Sales to Ford accounted for 37.1% and 39.7% of segment revenues for the nine
months ended September 30, 1999 and 2000, respectively.

      SEGMENT PROFIT. Segment profit increased $1.9 million, or 5.5%, from
$34.6 million (17.4% of OEM net sales) for the nine months ended September
30, 1999 to $36.5 million (19.5% of OEM net sales) for the nine months ended
September 30, 2000. The increase was primarily the result of the changes in
sales volume and mix of remanufactured transmissions as referenced above,
coupled with improved yield, favorable material variances, the benefit of
cost reduction initiatives over the past 12 months and lower allocated
management fees in 2000 as compared to 1999.

      OTHER OPERATING UNITS

      The following table presents net sales, special charges and segment
profit expressed in millions of dollars and as a percentage of net sales:

<TABLE>
<CAPTION>
                                               For the nine months ended September 30,
                                               ---------------------------------------
                                                    2000                   1999
                                                   ------                 ------
<S>                                        <C>           <C>           <C>        <C>
Net sales.............................      $ 63.9        100.0%        $  42.9    100.0%
                                            =======       =====         =======    =====
Special charges.......................      $    -            -%        $   0.1      0.2%
                                            =======       =====         =======    =====
Segment profit........................      $ 12.7         19.9%        $   5.5     12.8%
                                            =======       =====         =======    =====
</TABLE>


      NET SALES. Net sales increased $21.0 million, or 49.0%, from $42.9
million for the nine months ended September 30, 1999 to $63.9 million for the
nine months ended September 30, 2000. This increase was primarily
attributable to increased sales in the Logistics Services business unit,
driven by the strong growth in the market for cellular phones and services.
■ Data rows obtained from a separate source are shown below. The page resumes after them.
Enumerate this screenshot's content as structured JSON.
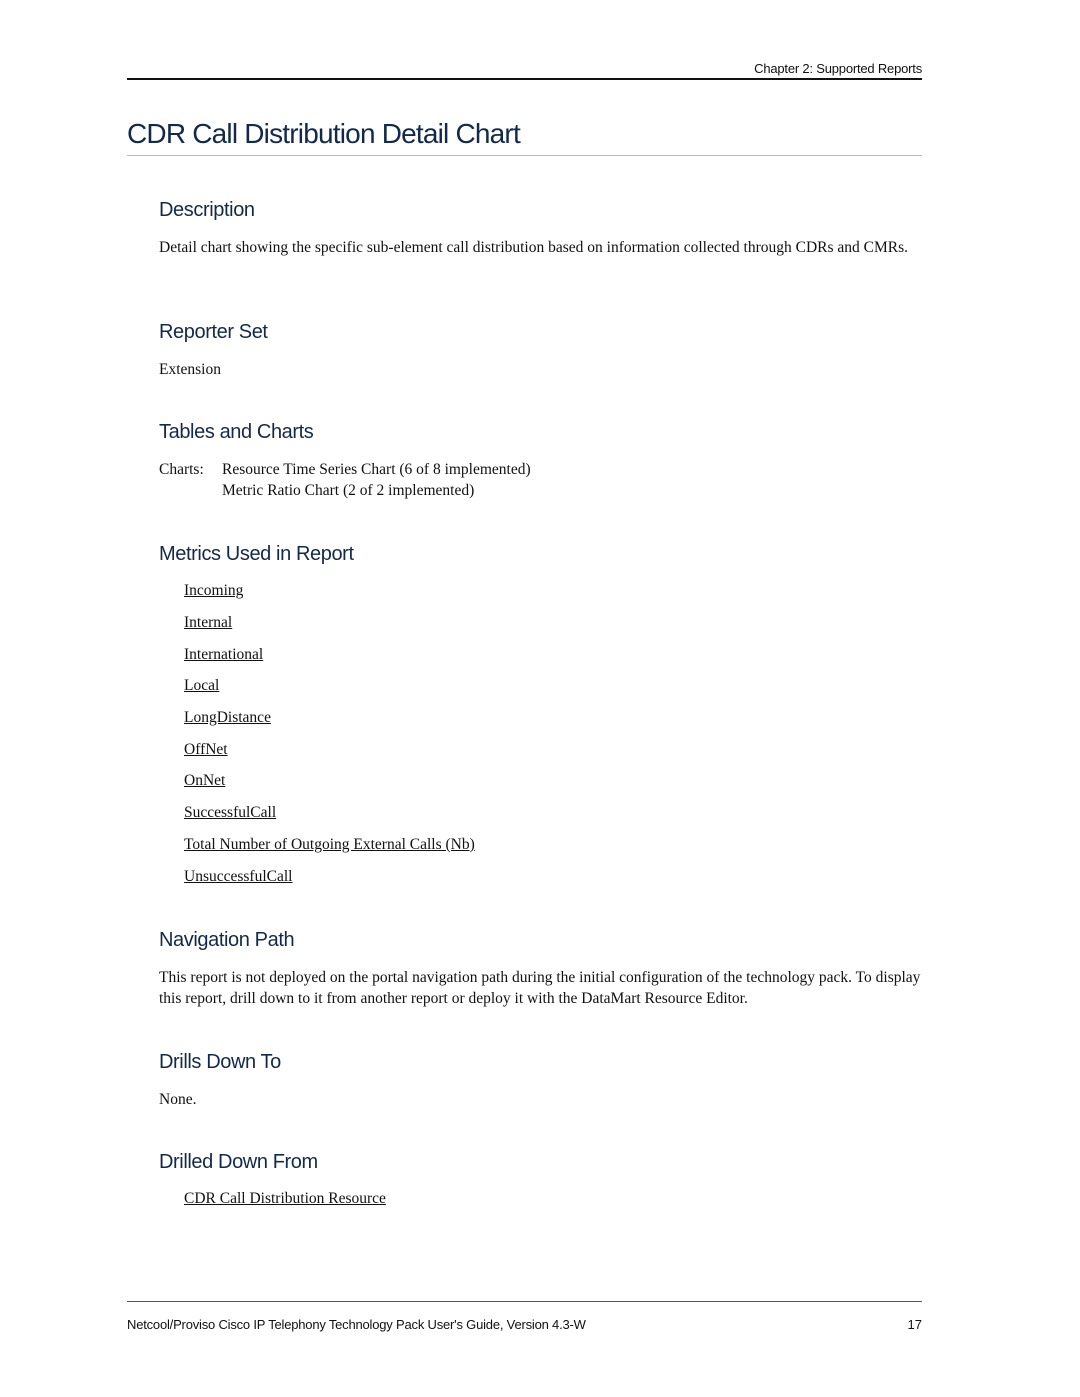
{
  "header": {
    "chapter": "Chapter 2: Supported Reports"
  },
  "title": "CDR Call Distribution Detail Chart",
  "sections": {
    "description": {
      "heading": "Description",
      "text": "Detail chart showing the specific sub-element call distribution based on information collected through CDRs and CMRs."
    },
    "reporter_set": {
      "heading": "Reporter Set",
      "text": "Extension"
    },
    "tables_and_charts": {
      "heading": "Tables and Charts",
      "label": "Charts:",
      "items": [
        "Resource Time Series Chart (6 of 8 implemented)",
        "Metric Ratio Chart (2 of 2 implemented)"
      ]
    },
    "metrics": {
      "heading": "Metrics Used in Report",
      "links": [
        "Incoming",
        "Internal",
        "International",
        "Local",
        "LongDistance",
        "OffNet",
        "OnNet",
        "SuccessfulCall",
        "Total Number of Outgoing External Calls (Nb)",
        "UnsuccessfulCall"
      ]
    },
    "navigation_path": {
      "heading": "Navigation Path",
      "text": "This report is not deployed on the portal navigation path during the initial configuration of the technology pack. To display this report, drill down to it from another report or deploy it with the DataMart Resource Editor."
    },
    "drills_down_to": {
      "heading": "Drills Down To",
      "text": "None."
    },
    "drilled_down_from": {
      "heading": "Drilled Down From",
      "links": [
        "CDR Call Distribution Resource"
      ]
    }
  },
  "footer": {
    "text": "Netcool/Proviso Cisco IP Telephony Technology Pack User's Guide, Version 4.3-W",
    "page_number": "17"
  }
}
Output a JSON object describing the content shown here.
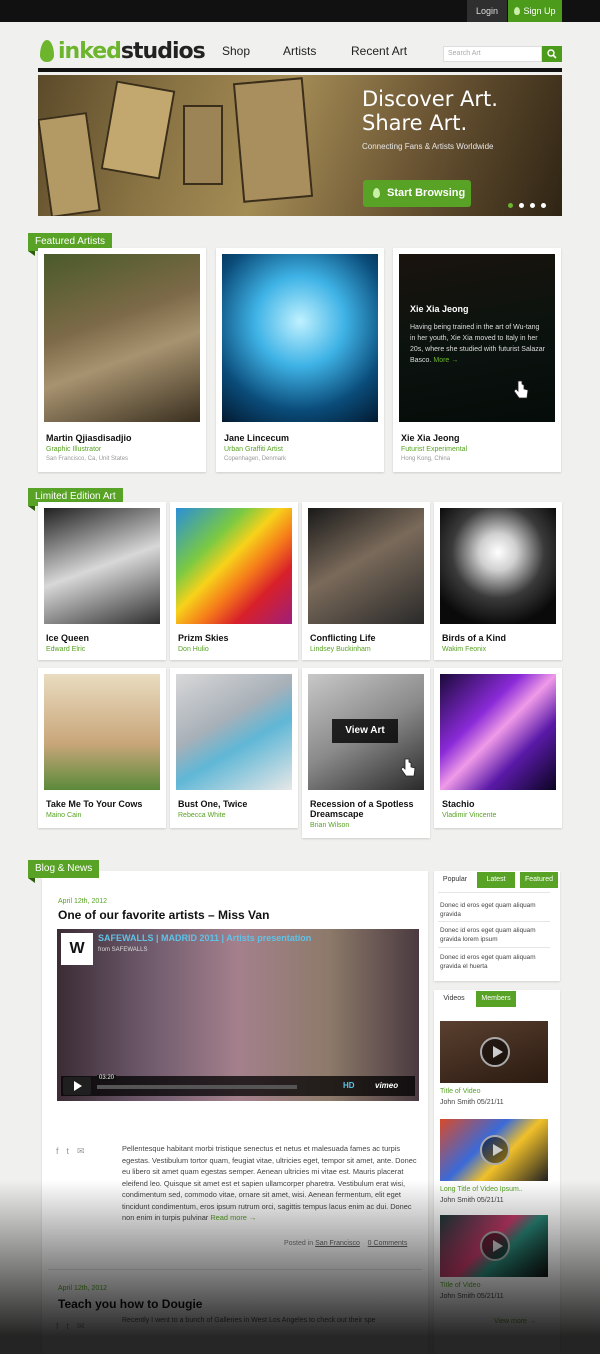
{
  "header": {
    "login_label": "Login",
    "signup_label": "Sign Up",
    "logo_part1": "inked",
    "logo_part2": "studios",
    "nav": [
      "Shop",
      "Artists",
      "Recent Art"
    ],
    "search_placeholder": "Search Art"
  },
  "hero": {
    "headline": "Discover Art. Share Art.",
    "tagline": "Connecting Fans & Artists Worldwide",
    "cta_label": "Start Browsing",
    "slide_count": 4,
    "active_slide": 1
  },
  "featured": {
    "heading": "Featured Artists",
    "artists": [
      {
        "name": "Martin Qjiasdisadjio",
        "role": "Graphic Illustrator",
        "location": "San Francisco, Ca, Unit States"
      },
      {
        "name": "Jane Lincecum",
        "role": "Urban Graffiti Artist",
        "location": "Copenhagen, Denmark"
      },
      {
        "name": "Xie Xia Jeong",
        "role": "Futurist Experimental",
        "location": "Hong Kong, China",
        "overlay_bio": "Having being trained in the art of Wu-tang in her youth, Xie Xia moved to Italy in her 20s, where she studied with futurist Salazar Basco.",
        "overlay_more": "More →"
      }
    ]
  },
  "limited": {
    "heading": "Limited Edition Art",
    "view_label": "View Art",
    "items": [
      {
        "title": "Ice Queen",
        "artist": "Edward Elric"
      },
      {
        "title": "Prizm Skies",
        "artist": "Don Hulio"
      },
      {
        "title": "Conflicting Life",
        "artist": "Lindsey Buckinham"
      },
      {
        "title": "Birds of a Kind",
        "artist": "Wakim Feonix"
      },
      {
        "title": "Take Me To Your Cows",
        "artist": "Maino Cain"
      },
      {
        "title": "Bust One, Twice",
        "artist": "Rebecca White"
      },
      {
        "title": "Recession of a Spotless Dreamscape",
        "artist": "Brian Wilson"
      },
      {
        "title": "Stachio",
        "artist": "Vladimir Vincente"
      }
    ]
  },
  "blog": {
    "heading": "Blog & News",
    "post": {
      "date": "April 12th, 2012",
      "title": "One of our favorite artists – Miss Van",
      "video_title": "SAFEWALLS | MADRID 2011 | Artists presentation",
      "video_from": "from SAFEWALLS",
      "video_time": "03:20",
      "video_hd": "HD",
      "video_brand": "vimeo",
      "body": "Pellentesque habitant morbi tristique senectus et netus et malesuada fames ac turpis egestas. Vestibulum tortor quam, feugiat vitae, ultricies eget, tempor sit amet, ante. Donec eu libero sit amet quam egestas semper. Aenean ultricies mi vitae est. Mauris placerat eleifend leo. Quisque sit amet est et sapien ullamcorper pharetra. Vestibulum erat wisi, condimentum sed, commodo vitae, ornare sit amet, wisi. Aenean fermentum, elit eget tincidunt condimentum, eros ipsum rutrum orci, sagittis tempus lacus enim ac dui. Donec non enim in turpis pulvinar",
      "read_more": "Read more →",
      "posted_in_label": "Posted in",
      "category": "San Francisco",
      "comments": "0 Comments"
    },
    "post2": {
      "date": "April 12th, 2012",
      "title": "Teach you how to Dougie",
      "teaser": "Recently I went to a bunch of Galleries in West Los Angeles to check out their spe"
    }
  },
  "sidebar": {
    "tabs": [
      "Popular",
      "Latest",
      "Featured"
    ],
    "popular": [
      "Donec id eros eget quam aliquam gravida",
      "Donec id eros eget quam aliquam gravida lorem ipsum",
      "Donec id eros eget quam aliquam gravida el huerta"
    ],
    "video_tabs": [
      "Videos",
      "Members"
    ],
    "videos": [
      {
        "title": "Title of Video",
        "meta": "John Smith 05/21/11"
      },
      {
        "title": "Long Title of Video Ipsum..",
        "meta": "John Smith 05/21/11"
      },
      {
        "title": "Title of Video",
        "meta": "John Smith 05/21/11"
      }
    ],
    "view_more": "View more →"
  },
  "colors": {
    "accent": "#58a325",
    "dark": "#111111",
    "page_bg": "#f0f0ee"
  }
}
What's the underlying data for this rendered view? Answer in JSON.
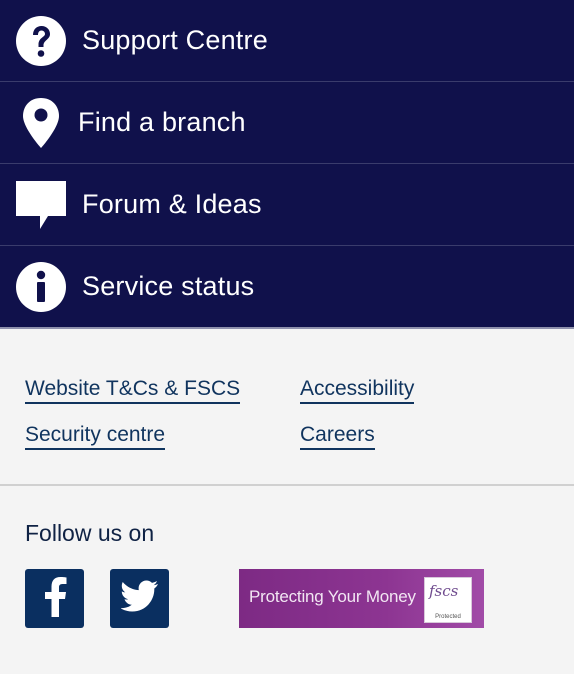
{
  "menu": {
    "items": [
      {
        "label": "Support Centre",
        "icon": "question-circle-icon"
      },
      {
        "label": "Find a branch",
        "icon": "map-pin-icon"
      },
      {
        "label": "Forum & Ideas",
        "icon": "speech-bubble-icon"
      },
      {
        "label": "Service status",
        "icon": "info-circle-icon"
      }
    ]
  },
  "footer_links": {
    "website_tcs": "Website T&Cs & FSCS",
    "accessibility": "Accessibility",
    "security_centre": "Security centre",
    "careers": "Careers"
  },
  "follow": {
    "title": "Follow us on",
    "facebook_icon": "facebook-icon",
    "twitter_icon": "twitter-icon"
  },
  "fscs_banner": {
    "text": "Protecting Your Money",
    "logo": "fscs",
    "sub": "Protected"
  },
  "colors": {
    "menu_background": "#10114b",
    "link": "#10345e",
    "social_background": "#0a2f60",
    "fscs_purple": "#8d3592"
  }
}
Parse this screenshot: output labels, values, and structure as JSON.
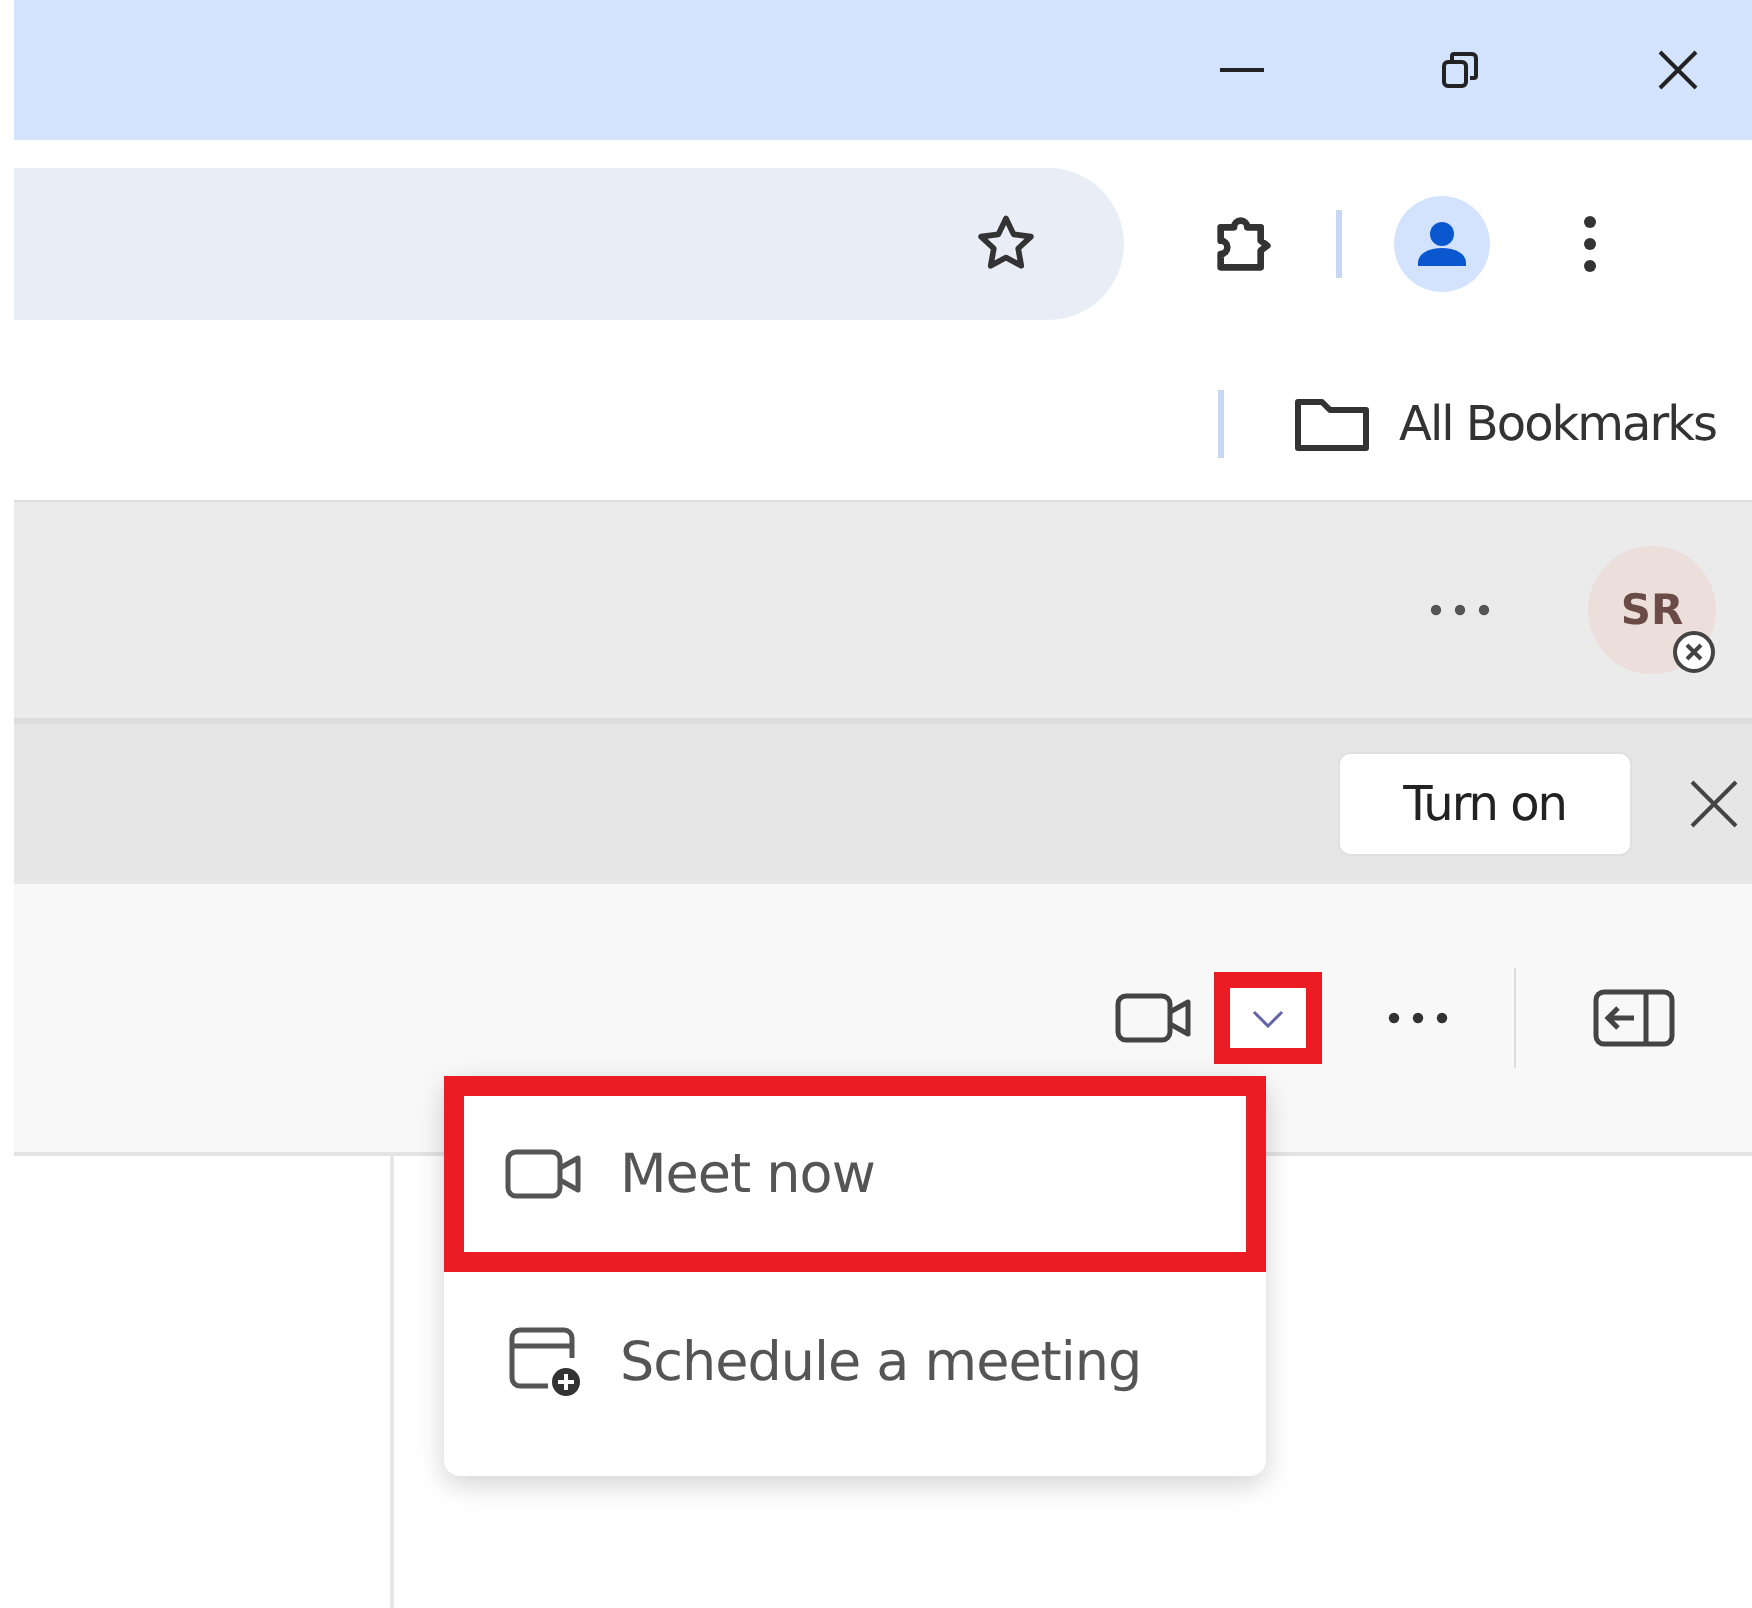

                                       -18-

<PAGE>


      SEGMENT PROFIT. Segment profit increased $7.2 million, or 130.9%, from
$5.5 million for the nine months ended September 30, 1999 to $12.7 million
for the nine months ended September 30, 2000. This increase was primarily the
result of the increased volume in the Logistics Services business unit,
combined with the benefit of restructuring initiatives implemented in the
Electronics business unit in late 1999.

LIQUIDITY AND CAPITAL RESOURCES

      The Company had total cash and cash equivalents on hand of $4.0 million
at September 30, 2000. Net cash provided by operating activities from
continuing operations was $20.1 million for the nine-month period. Net cash
used in investing activities from continuing operations was $7.8 million for
the period, which consisted of $7.9 million in capital expenditures largely
for remanufacturing equipment, partially offset by $0.1 million of proceeds
from the sale of equipment. Net cash used in financing activities of $8.7
million included net payments of $8.5 million made on the Credit Facility and
$1.2 million in payment of amounts due to former owners of acquired
companies, partially offset by $0.8 million of borrowings under the Canadian
bank line of credit and $0.4 million of proceeds from the exercise of stock
options.

      Based on its operating results during the first six months of 2000 and
in conjunction with the decision to discontinue the Independent Aftermarket
segment, the Company was in technical default of the net worth, leverage and
interest coverage covenants of the Credit Facility and the Company's interest
rate swap agreement as of June 30, 2000. This resulted in a cross default
under the line of credit for the Company's Canadian subsidiary. Due to the
defaults, the Company was prohibited from further borrowings under the Credit
Facility and its Canadian line of credit. The Company has obtained from its
lenders waivers of the various defaults and certain amendments to the Credit
Facility and the interest rate swap agreement that the Company believes will
enable it to comply with the covenants in the future. As of September 30,
2000, the Company was in compliance with the various covenants contained in
the Credit Facility.

      On October 26, 2000, the Company obtained (i) the required consent of
the parties to the Credit Facility to complete the sale of the Distribution
Group and (ii) certain amendments to the leverage and interest coverage
ratios contained in the Credit Facility consistent with the terms of this
sale. The terms of this consent require that the Company utilize a portion of
the net cash proceeds from the sale of the Distribution Group to make a
prepayment on the Term Loan. The remainder of the cash proceeds will be
applied against the Revolver portion of the Credit Facility and reinvested in
the continuing businesses over the 330 days following the date of the sale.
Any remaining balances outstanding on the term loan will be amortized ratably
in quarterly installments through December 31, 2003. Concurrent with this
consent and amendment, the loan pricing grid contained in the Credit Facility
has been modified to reflect current conditions in the credit market. However,
as of October 26, 2000, the Alternate Base Rate and Eurodollar margins remain
unchanged at 1.00% and 2.00%, respectively.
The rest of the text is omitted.